Human Chain
- Cover of British hardback edition
- Author: Seamus Heaney
- Language: English
- Genre: Poetry
- Publisher: Faber and Faber, Farrar, Straus and Giroux (US)
- Publication date: 2 September 2010
- Publication place: United Kingdom
- Media type: Print
- Pages: 96
- ISBN: 0-571-26922-2 (UK hardback) ISBN 0-374-17351-6 (US hardback)
- OCLC: 624414074
- Preceded by: District and Circle

= Human Chain (poetry collection) =

2010 book by Seamus Heaney

Human Chain is the twelfth and final poetry collection by Seamus Heaney. It was first published in 2010 by the Faber and Faber.

== Contents ==

- "Had I not been awake"
- Album: I
- Album: II
- Album: III
- Album: IV
- Album: V
- The Conway Stewart
- Uncoupled: I
- Uncoupled: II
- The Butts
- Chanson d'Aventure: I
- Chanson d'Aventure: II
- Chanson d'Aventure: III
- Miracle
- Human Chain
- A Mite-Box
- An Old Refrain
- The Wood Road
- The Baler
- Derry Derry Down
- Eelworks
- Slack
- A Herbal
- Canopy
- The Riverbank Field
- Route 110: I
- Route 110: II
- Route 110: III
- Route 110: IV
- Route 110: V
- Route 110: VI
- Route 110: VII
- Route 110: VIII
- Route 110: IX
- Route 110: X
- Route 110: XI
- Route 110: XII
- Death of a Painter
- Loughanure
- Wraiths: I Sidhe
- Wraiths: II Parking Lot
- Wraiths: III White Nights
- Sweeney Out-Takes: I Otterboy
- Sweeney Out-Takes: II He Remembers Lynchechaun
- Sweeney Out-Takes: III The Pattern
- Colum Cille Cecinit
- Hermit Songs
- "Lick the pencil"
- "The door was open and the house was dark"
- In the Attic
- A Kite for Aibhín

==Reception==
Colm Tóibín of The Guardian called it Heaney's "best single volume for many years" and "one that contains some of the best poems he has written". He further writes "Heaney allows this struggle between the lacrimae rerum and the consolations of poetry to have a force which is satisfying because its result is so tentative and uncertain. Memory here can be filled with tones of regret and even undertones of anguish, but it also can appear with a sense of hard-won wonder. There is an active urge to capture the living breath of things, but he also allows sorrow into his poems." Kate Kellaway of The Observer wrote "Human Chain is about inheritance – in the fullest sense of the word. If it were a poet such as Philip Larkin writing, human chain would mean "man hands on misery to man". But what makes Seamus Heaney's writing so fortifying is, partly, his temperament: his human chain is tolerant, durable, compassionate and every link is reinforced by literature."
  Luke Smith of The Oxonian Review wrote, "Heaney is now 71, and Human Chain is his first book since the stroke. It should not surprise us, then, that the poems here concern themselves with mortality, itself so finely expressed in the title poem, where the comparison is drawn to the moment of release in slinging sacks of grain onto a trailer."

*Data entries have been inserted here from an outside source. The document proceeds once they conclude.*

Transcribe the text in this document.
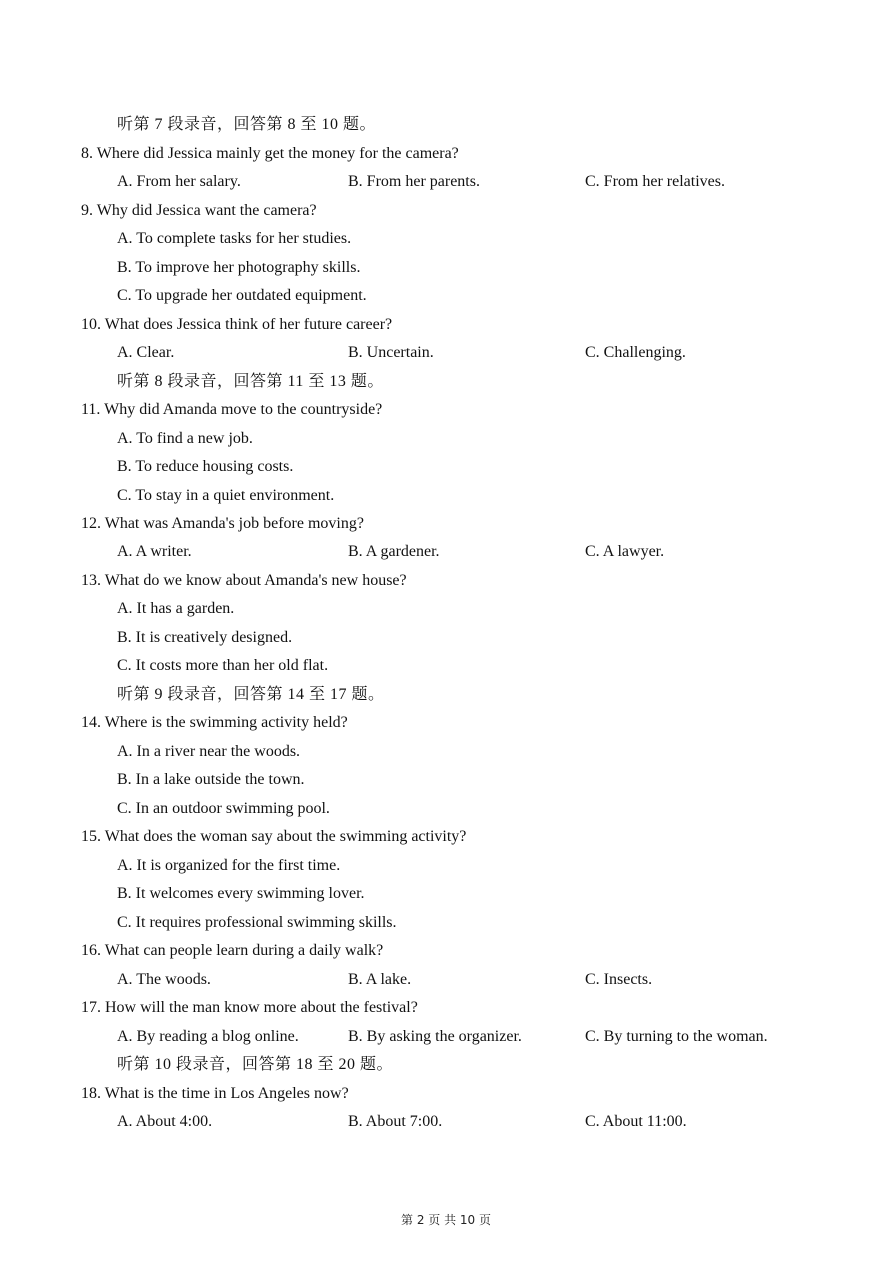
听第 7 段录音，回答第 8 至 10 题。
8. Where did Jessica mainly get the money for the camera?
A. From her salary.	B. From her parents.	C. From her relatives.
9. Why did Jessica want the camera?
A. To complete tasks for her studies.
B. To improve her photography skills.
C. To upgrade her outdated equipment.
10. What does Jessica think of her future career?
A. Clear.	B. Uncertain.	C. Challenging.
听第 8 段录音，回答第 11 至 13 题。
11. Why did Amanda move to the countryside?
A. To find a new job.
B. To reduce housing costs.
C. To stay in a quiet environment.
12. What was Amanda's job before moving?
A. A writer.	B. A gardener.	C. A lawyer.
13. What do we know about Amanda's new house?
A. It has a garden.
B. It is creatively designed.
C. It costs more than her old flat.
听第 9 段录音，回答第 14 至 17 题。
14. Where is the swimming activity held?
A. In a river near the woods.
B. In a lake outside the town.
C. In an outdoor swimming pool.
15. What does the woman say about the swimming activity?
A. It is organized for the first time.
B. It welcomes every swimming lover.
C. It requires professional swimming skills.
16. What can people learn during a daily walk?
A. The woods.	B. A lake.	C. Insects.
17. How will the man know more about the festival?
A. By reading a blog online.	B. By asking the organizer.	C. By turning to the woman.
听第 10 段录音，回答第 18 至 20 题。
18. What is the time in Los Angeles now?
A. About 4:00.	B. About 7:00.	C. About 11:00.
第 2 页 共 10 页
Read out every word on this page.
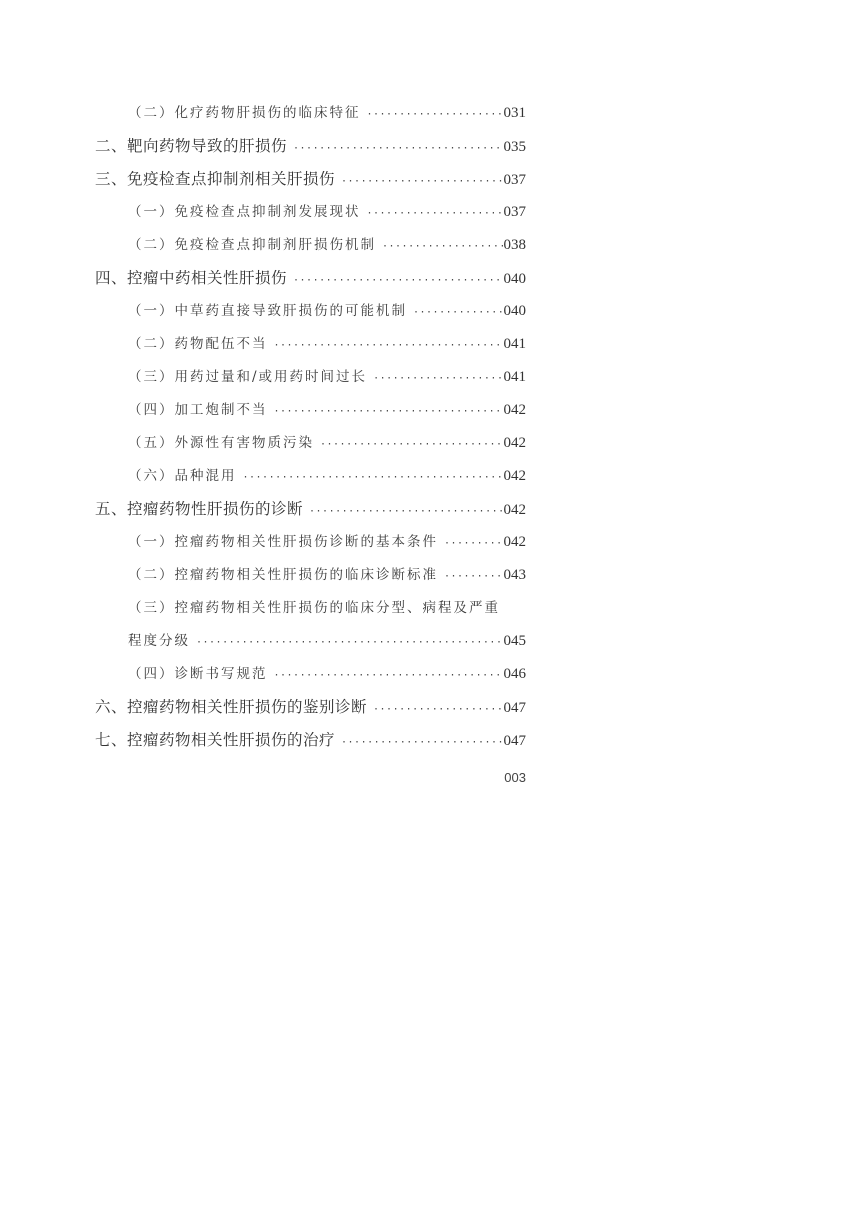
（二）化疗药物肝损伤的临床特征 ·····	031
二、靶向药物导致的肝损伤 ·····	035
三、免疫检查点抑制剂相关肝损伤 ·····	037
（一）免疫检查点抑制剂发展现状 ·····	037
（二）免疫检查点抑制剂肝损伤机制 ·····	038
四、控瘤中药相关性肝损伤 ·····	040
（一）中草药直接导致肝损伤的可能机制 ·····	040
（二）药物配伍不当 ·····	041
（三）用药过量和/或用药时间过长 ·····	041
（四）加工炮制不当 ·····	042
（五）外源性有害物质污染 ·····	042
（六）品种混用 ·····	042
五、控瘤药物性肝损伤的诊断 ·····	042
（一）控瘤药物相关性肝损伤诊断的基本条件 ·····	042
（二）控瘤药物相关性肝损伤的临床诊断标准 ·····	043
（三）控瘤药物相关性肝损伤的临床分型、病程及严重
程度分级 ·····	045
（四）诊断书写规范 ·····	046
六、控瘤药物相关性肝损伤的鉴别诊断 ·····	047
七、控瘤药物相关性肝损伤的治疗 ·····	047
003
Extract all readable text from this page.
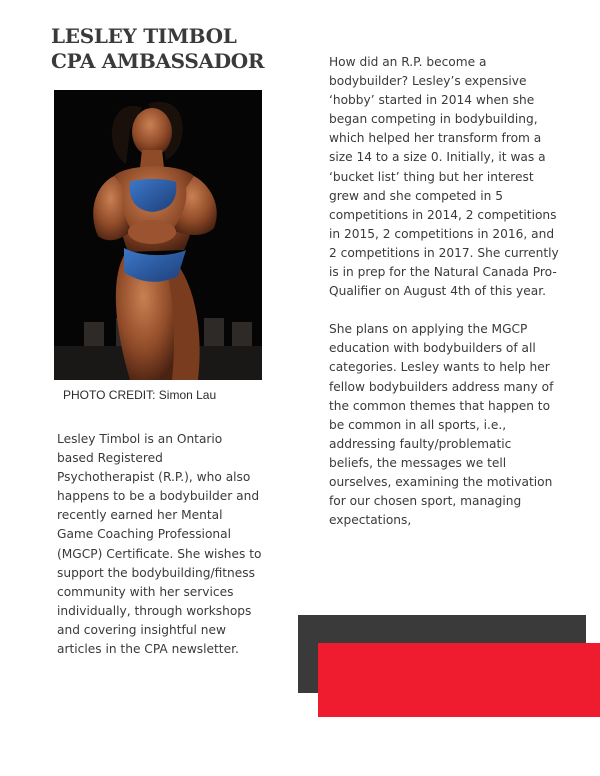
LESLEY TIMBOL
CPA AMBASSADOR
PHOTO CREDIT: Simon Lau

Lesley Timbol is an Ontario based Registered Psychotherapist (R.P.), who also happens to be a bodybuilder and recently earned her Mental Game Coaching Professional (MGCP) Certificate. She wishes to support the bodybuilding/fitness community with her services individually, through workshops and covering insightful new articles in the CPA newsletter.

How did an R.P. become a bodybuilder? Lesley’s expensive ‘hobby’ started in 2014 when she began competing in bodybuilding, which helped her transform from a size 14 to a size 0. Initially, it was a ‘bucket list’ thing but her interest grew and she competed in 5 competitions in 2014, 2 competitions in 2015, 2 competitions in 2016, and 2 competitions in 2017. She currently is in prep for the Natural Canada Pro-Qualifier on August 4th of this year.

She plans on applying the MGCP education with bodybuilders of all categories. Lesley wants to help her fellow bodybuilders address many of the common themes that happen to be common in all sports, i.e., addressing faulty/problematic beliefs, the messages we tell ourselves, examining the motivation for our chosen sport, managing expectations,
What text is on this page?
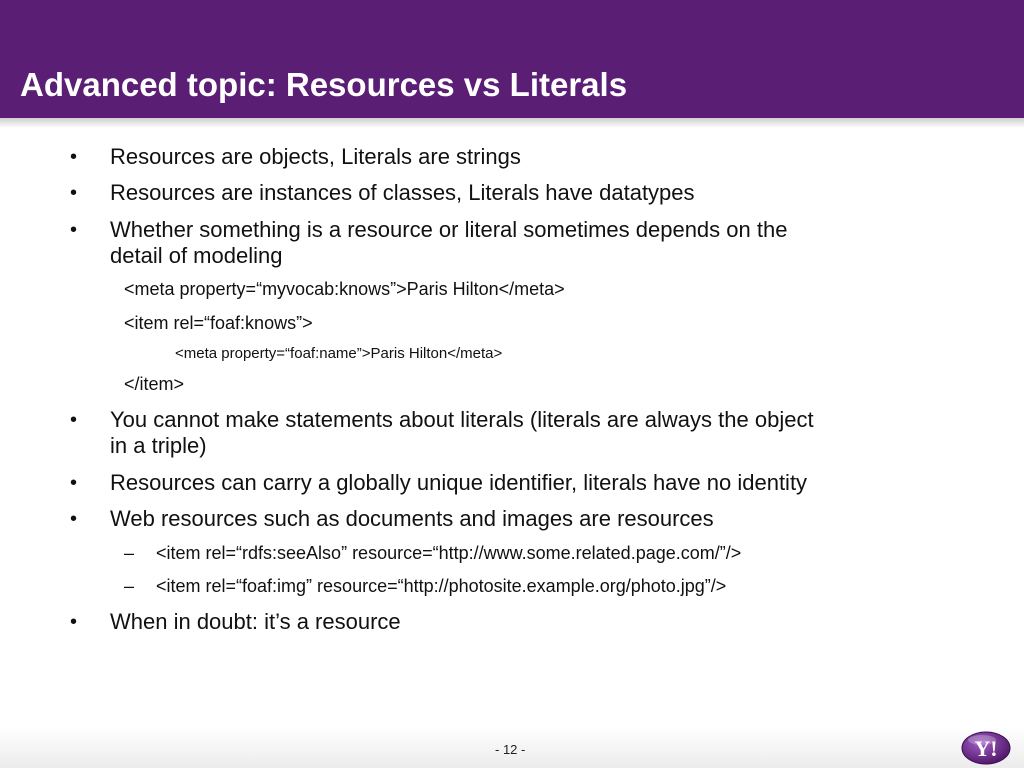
Advanced topic: Resources vs Literals
• Resources are objects, Literals are strings
• Resources are instances of classes, Literals have datatypes
• Whether something is a resource or literal sometimes depends on the
detail of modeling
<meta property=“myvocab:knows”>Paris Hilton</meta>
<item rel=“foaf:knows”>
<meta property=“foaf:name”>Paris Hilton</meta>
</item>
• You cannot make statements about literals (literals are always the object
in a triple)
• Resources can carry a globally unique identifier, literals have no identity
• Web resources such as documents and images are resources
– <item rel=“rdfs:seeAlso” resource=“http://www.some.related.page.com/”/>
– <item rel=“foaf:img” resource=“http://photosite.example.org/photo.jpg”/>
• When in doubt: it’s a resource
- 12 -	Y!
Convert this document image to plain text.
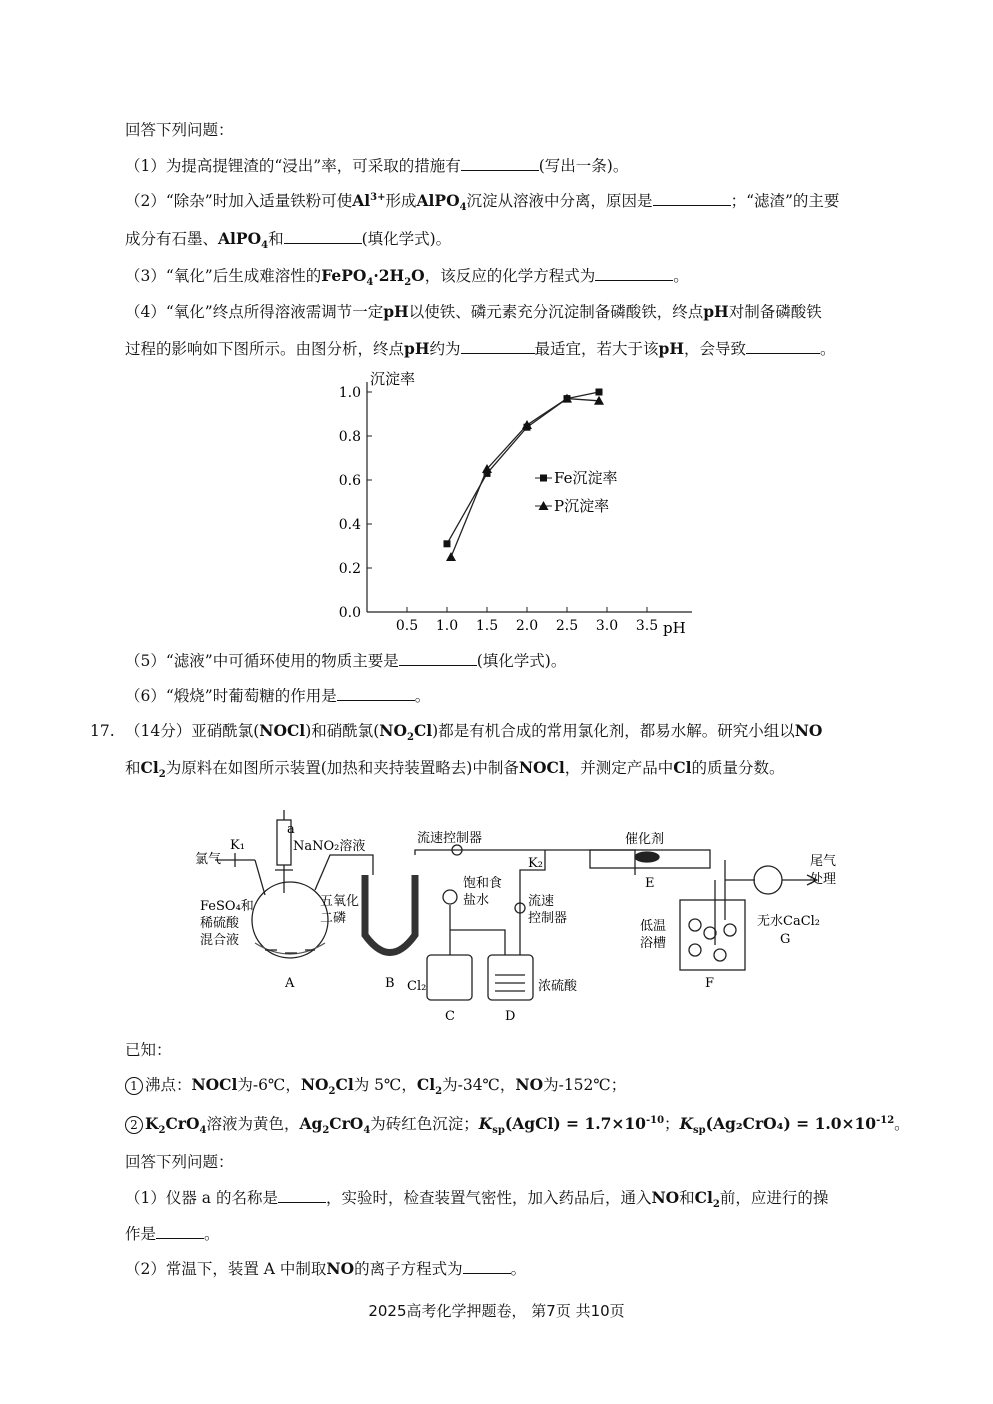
回答下列问题：
（1）为提高提锂渣的“浸出”率，可采取的措施有	(写出一条)。
（2）“除杂”时加入适量铁粉可使$Al^{3+}$形成AlPO$_4$沉淀从溶液中分离，原因是	；“滤渣”的主要
成分有石墨、AlPO$_4$和	(填化学式)。
（3）“氧化”后生成难溶性的$FePO_4\cdot 2H_2O$，该反应的化学方程式为	。
（4）“氧化”终点所得溶液需调节一定pH以使铁、磷元素充分沉淀制备磷酸铁，终点pH对制备磷酸铁
过程的影响如下图所示。由图分析，终点pH约为	最适宜，若大于该pH，会导致	。
沉淀率
pH
0.5 1.0 1.5 2.0 2.5 3.0 3.5
0.0
0.2
0.4
0.6
0.8
1.0
Fe沉淀率
P沉淀率
（5）“滤液”中可循环使用的物质主要是	(填化学式)。
（6）“煅烧”时葡萄糖的作用是	。
17. （14分）亚硝酰氯(NOCl)和硝酰氯$(NO_2Cl)$都是有机合成的常用氯化剂，都易水解。研究小组以NO
和$Cl_2$为原料在如图所示装置(加热和夹持装置略去)中制备NOCl，并测定产品中Cl的质量分数。
a
NaNO₂溶液
氯气
K₁
FeSO₄和
稀硫酸
混合液
A
五氧化
二磷
B
流速控制器
K₂
饱和食
盐水	流速
控制器
Cl₂
C
浓硫酸
D
催化剂
E
低温
浴槽
F
无水CaCl₂
G
尾气
处理
已知：
1 沸点：NOCl为-6℃，$NO_2Cl$为 5℃，$Cl_2$为-34℃，NO为-152℃；
2 $K_2CrO_4$溶液为黄色，$Ag_2CrO_4$为砖红色沉淀；$K_{sp}(AgCl) = 1.7\times 10^{-10}$；$K_{sp}(Ag_2CrO_4) = 1.0\times 10^{-12}$。
回答下列问题：
（1）仪器 a 的名称是	，实验时，检查装置气密性，加入药品后，通入NO和$Cl_2$前，应进行的操
作是	。
（2）常温下，装置 A 中制取NO的离子方程式为	。
2025高考化学押题卷， 第7页 共10页
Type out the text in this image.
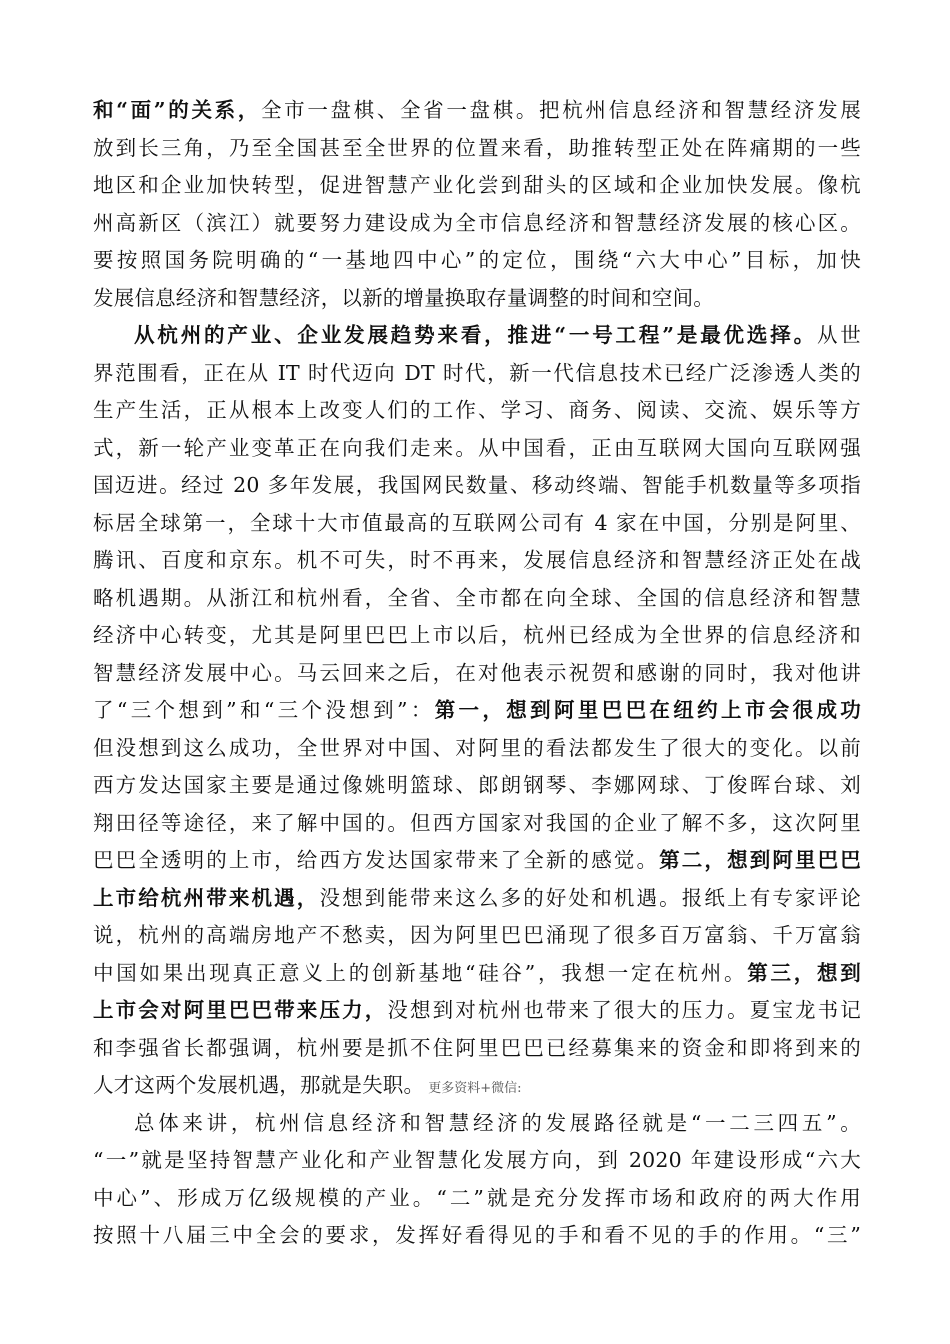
和“面”的关系，全市一盘棋、全省一盘棋。把杭州信息经济和智慧经济发展
放到长三角，乃至全国甚至全世界的位置来看，助推转型正处在阵痛期的一些
地区和企业加快转型，促进智慧产业化尝到甜头的区域和企业加快发展。像杭
州高新区（滨江）就要努力建设成为全市信息经济和智慧经济发展的核心区。
要按照国务院明确的“一基地四中心”的定位，围绕“六大中心”目标，加快
发展信息经济和智慧经济，以新的增量换取存量调整的时间和空间。
从杭州的产业、企业发展趋势来看，推进“一号工程”是最优选择。从世
界范围看，正在从 IT 时代迈向 DT 时代，新一代信息技术已经广泛渗透人类的
生产生活，正从根本上改变人们的工作、学习、商务、阅读、交流、娱乐等方
式，新一轮产业变革正在向我们走来。从中国看，正由互联网大国向互联网强
国迈进。经过 20 多年发展，我国网民数量、移动终端、智能手机数量等多项指
标居全球第一，全球十大市值最高的互联网公司有 4 家在中国，分别是阿里、
腾讯、百度和京东。机不可失，时不再来，发展信息经济和智慧经济正处在战
略机遇期。从浙江和杭州看，全省、全市都在向全球、全国的信息经济和智慧
经济中心转变，尤其是阿里巴巴上市以后，杭州已经成为全世界的信息经济和
智慧经济发展中心。马云回来之后，在对他表示祝贺和感谢的同时，我对他讲
了“三个想到”和“三个没想到”：第一，想到阿里巴巴在纽约上市会很成功
但没想到这么成功，全世界对中国、对阿里的看法都发生了很大的变化。以前
西方发达国家主要是通过像姚明篮球、郎朗钢琴、李娜网球、丁俊晖台球、刘
翔田径等途径，来了解中国的。但西方国家对我国的企业了解不多，这次阿里
巴巴全透明的上市，给西方发达国家带来了全新的感觉。第二，想到阿里巴巴
上市给杭州带来机遇，没想到能带来这么多的好处和机遇。报纸上有专家评论
说，杭州的高端房地产不愁卖，因为阿里巴巴涌现了很多百万富翁、千万富翁
中国如果出现真正意义上的创新基地“硅谷”，我想一定在杭州。第三，想到
上市会对阿里巴巴带来压力，没想到对杭州也带来了很大的压力。夏宝龙书记
和李强省长都强调，杭州要是抓不住阿里巴巴已经募集来的资金和即将到来的
人才这两个发展机遇，那就是失职。 更多资料+微信:
总体来讲，杭州信息经济和智慧经济的发展路径就是“一二三四五”。
“一”就是坚持智慧产业化和产业智慧化发展方向，到 2020 年建设形成“六大
中心”、形成万亿级规模的产业。“二”就是充分发挥市场和政府的两大作用
按照十八届三中全会的要求，发挥好看得见的手和看不见的手的作用。“三”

Poet William Logan, in his review for The New York Times Book Review, wrote "'Human Chain' is far from Heaney's best book — the short and short-winded sequences rarely smolder like a peat bog afire underground. He's still good at the character sketches from the Irish hinterlands, the deft evocations of common objects (the evidence of the ordinary bewitches him), the elegies and funerals that increasingly have dominated his work. Troubled by the losses memory is heir to, most moving on his father's decline and death, the poems are evocations of a life now past." Irish Poet Eamon Grennan in his review for The Irish Times, wrote "As always, of course, it's his [Heaney] language, as it translates the world into a world of words, that is a continuous instruction and delight, its colloquial ease given heft by its unabashed rootedness in the eloquence of literature – which is here, as it has always been, a field he paces with the same alert poise with which he might scan the intimate acres of Bellaghy or Glanmore."

==Awards==
It won the Forward Poetry Prize Best Collection 2010 award and the Irish Times Poetry Now Award for 2011, this was Heaney's second Poetry Now Award, having previously won in 2007 for District and Circle. It was also shortlisted for the 2011 Griffin Poetry Prize.